Above photo: This image was created by Nickolay Lamm, from StorageFront.com. Lamm, a researcher and artist, was inspired by the New York Times’ “What Could Disappear” interactive and collaborated with Remik Ziemlinksi from Climate Central. From Climate Action Business Association.
13 million U.S. coastal residents are expected to be displaced by 2100 due to sea-level rise.
Researchers are starting to predict where they’ll go.
When Hurricanes Katrina and Rita swept through Louisiana in 2005, cities like Houston, Dallas, and Baton Rouge took in hundreds of thousands of displaced residents—many of whom eventually stayed in those cities a year later. Where evacuees have moved since hasn’t been closely tracked, but data from those initial relocations are helping researchers predict how sea level rise might drive migration patterns in the future.
“A lot of cities not at risk of sea of level rise will experience the effect of it,” says Bistra Dilkina, a computer scientist at the University of Southern California, who led the study. “This will require an adjustment in terms of the [increased] demand on the cities’ infrastructure.”
Dilkina and her team used migration data from the Internal Revenue Service to analyze how people moved across the U.S. between 2004 and 2014. Movement from seven Katrina and Rita-affected counties to unaffected counties between 2005 and 2006 was categorized as climate-driven migration. Researchers then combined that analysis with National Oceanic and Atmospheric Administration (NOAA) projections on the effects of sea level rise on coastal counties, and trained a machine-learning model to predict where coastal populations will move when forced to leave their homes—and how that, in turn, affects the migration of non-coastal residents.
In the worst-case scenario, in which sea levels rise by six feet by 2100, the resulting map shows portions of almost all counties on the East and West Coasts, and along the Gulf of Mexico, under water. It also shows that cities closest to the flood-prone areas, and that aren’t typically attractive destinations for newcomers, could see a higher-than-average influx of migrants. In Florida, for example, that means people may increasingly move to the shrinking core of the peninsula as the coastlines disappear into the ocean. Demographer Mathew Hauer, whose climate migration research was a building block for Dikina’s, explained in Audubon Magazine that people tend to move to familiar places nearby, where they might already have friends, family, or some other support network. People may also flock to major urban centers like Dallas and Houston, which the model predicts will absorb the most migrants, and drive up the pace of urbanization.
In the short to medium term, cities on the receiving end will likely face a housing crunch, according to Jesse Keenan, a climate adaptation expert at Harvard University who was not involved in the study. He points to the 2018 wildfire that displaced some 50,000 residents in and around the city of Paradise, California. “It’s increased the property values of neighboring towns,” he says. One such town is Chico, which became the top refuge destination and turned into a boomtown almost overnight. By the end of that year, home sales doubled and housing prices jumped 21 percent, compared to December 2017.

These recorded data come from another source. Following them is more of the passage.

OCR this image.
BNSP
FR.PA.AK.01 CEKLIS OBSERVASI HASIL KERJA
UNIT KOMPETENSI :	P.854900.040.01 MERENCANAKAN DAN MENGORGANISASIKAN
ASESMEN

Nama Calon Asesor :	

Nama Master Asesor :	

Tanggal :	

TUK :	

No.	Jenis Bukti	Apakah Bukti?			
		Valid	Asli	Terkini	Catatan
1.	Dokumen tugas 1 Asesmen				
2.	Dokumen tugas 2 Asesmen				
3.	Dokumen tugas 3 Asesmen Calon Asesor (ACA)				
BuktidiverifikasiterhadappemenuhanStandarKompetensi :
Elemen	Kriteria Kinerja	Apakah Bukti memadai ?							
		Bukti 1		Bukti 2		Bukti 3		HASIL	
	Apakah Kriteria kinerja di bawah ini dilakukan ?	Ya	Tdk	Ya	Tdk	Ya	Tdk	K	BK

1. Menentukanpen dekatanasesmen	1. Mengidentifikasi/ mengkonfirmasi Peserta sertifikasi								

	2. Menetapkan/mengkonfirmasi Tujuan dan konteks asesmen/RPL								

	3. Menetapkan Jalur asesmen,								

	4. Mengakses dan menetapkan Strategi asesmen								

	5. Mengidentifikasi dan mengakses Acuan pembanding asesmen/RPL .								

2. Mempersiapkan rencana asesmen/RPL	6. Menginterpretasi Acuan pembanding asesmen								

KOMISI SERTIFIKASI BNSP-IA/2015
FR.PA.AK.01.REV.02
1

In the long term, “that’s going to lead to displacement, housing pressure, and probably even to homelessness among people who are being indirectly forced out by the people moving in,” Keenan says—a phenomenon he calls “climate gentrification.”
Those with the means to move will likely relocate to another big city away from the coast, in search of comparable or better economic opportunities, according to the latest study. Many may end up moving to the suburbs in the Midwest, where the model shows a larger-than-average influx of migrants compared to historic trends.
Dilkina is careful to describe the study as only an “approximation” of how sea level change might drive migration patterns, not a precise picture of where people will actually move. “There’s still a lot of need for understanding different drivers and externalities,” she says, adding that her team will be presenting their results at various meetings and conferences with other academics who may want to collaborate. “We are setting up a model to be improved as we go.”
For one thing, sea level rise is just one effect of climate change. Heat waves will drive people north—and could make make cities like Duluth and Buffalo “climate havens.” Urban flooding will reshuffle populations within a city. And extreme storms will move people in yet other ways. Meanwhile, as in Paradise, “forest fires are going to have dramatic effects on the West Coast, including the Pacific Northwest,” says Keenan. “All of those things are changing land economics, housing economics, and public finance.”
Whether researchers can paint a precise picture of future migration patterns will require better—and more explicit—metrics for measuring how and why people move, and a better understanding of social behavior overall, says Keenan. Currently, migration data is both delayed and indirectly collected via proxies like Federal Emergency Management (FEMA) assistance applications and address changes submitted to the IRS and the post office.
Precision aside, though, Keenan thinks the value of this kind of study lies in the messaging. The map presents a “minimal threshold of the amount of people that would potentially be on the move,” he says. Socioeconomic factors—where companies create employment opportunities, who has the means to move, and how racial discrimination keeps people out, for example—will also play a role in dictating how many people move, and to where.